Une fois le tour du propriétaire effectué, l’homme lui expliqua ce qu’il attendait de notre nain. Celui-ci désirait avoir deux boucliers, un de forme circulaire et un rectangulaire, et deux épées courtes. Les clients étaient bien les deux elfes que notre aventurier avait aperçu un peu plus tôt. Le rôle de notre barbu fut bien vite déterminé. Ne maîtrisant pas les armoiries de la forge, il ne devait s’occuper que de la moulure et de la mise en forme du bouclier. Seules les finitions seront ensuite assurées par Larzuk. En effet, celui-ci semblait avoir bien du travail de son côté. L’autonomie était donc le maître mot de cette semaine.
Après quelques échanges concernant les outils, l’organisation des journées et la répartition de son jour de repos, l’homme disparut dans son atelier et laissa seul notre rôdeur quelque peu hébété par temps de disposition.

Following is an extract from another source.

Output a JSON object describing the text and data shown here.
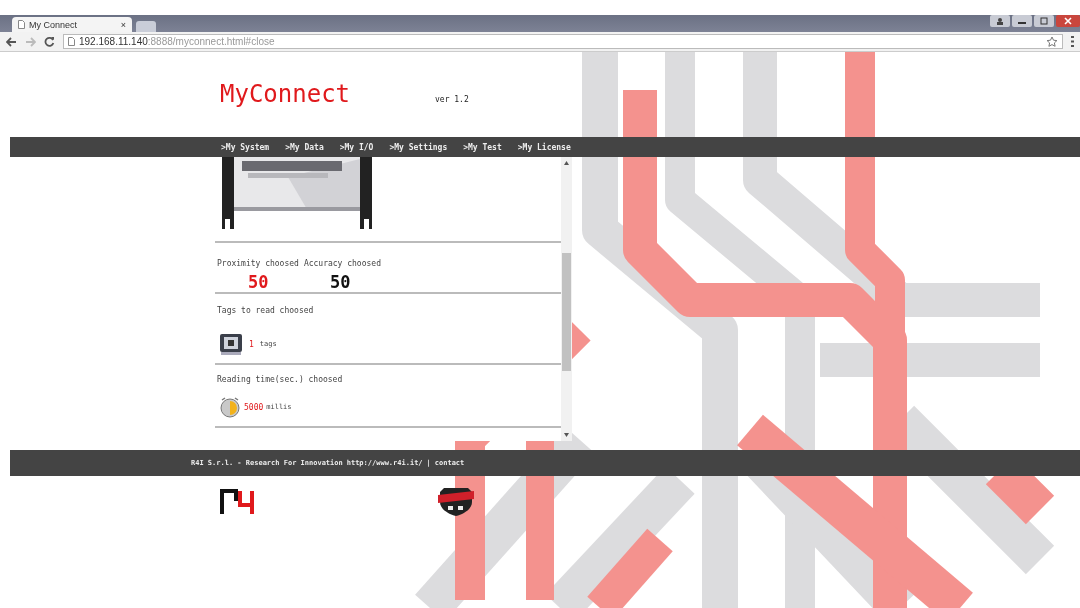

Tentant de reprendre ses esprits, Touhor se posa quelque secondes. Il observa soigneusement l’atelier afin de repérer les éventuels éléments nécessaires à la confection de diverses pièces. C’est alors qu’il laissa échapper un léger soupire.
« Quant- il faut y’aller…. »Il décida de débuter par la confection de la targe. Larzuk lui avait laissé plusieurs libertés concernant sa confection, seuls certains impératifs étaient à respecter. Plusieurs informations étaient à prendre en compte. Tout d’abord le choix du matériau. Visiblement, il s’agissait de guerrier désireux d’avoir une pièce solide. Le précédant apprenti avait fait le choix du bois, mais cela n’avait en rien contenté les commanditaires. Il s’agissait pourtant d’un choix judicieux lorsque celui-ci était renforcé par divers métaux. Néanmoins le bois se faisait rare dans les montagnes et notre nain n‘en avait manié que très rarement dans sa jeunesse.
C’est pourquoi notre nain s’orienta vers le fer. La dépense engagée restait abordable, le but étant de garder une marge de bénéfice assez importante pour compenser les heures de travail. De plus, il s’agissait d’un métal facile à manier. Notre nain ne se risquait donc pas dans un projet trop ambitieux.
S’emparant d’un bout de papier ainsi que d’un crayon, notre barbu griffonna une esquisse de son projet. Il le représenta lisse en plaçant une tète de lion, symbole du forgeron Larzuk, en plein centre. Il n’y plaça pas énormément de détails, préférant se laisser l’opportunité d’y réfléchir ultérieurement. Seuls quelques éléments en bronze furent notés. A vrai dire, il faut dire que son nouvel employeur désirait s’acquitter de cette tache. Mais notre aventurier avait accepter cette requête pour démontrer son talent. Il comptait donc s’acquitter de cette tâche avec quelques souplesses.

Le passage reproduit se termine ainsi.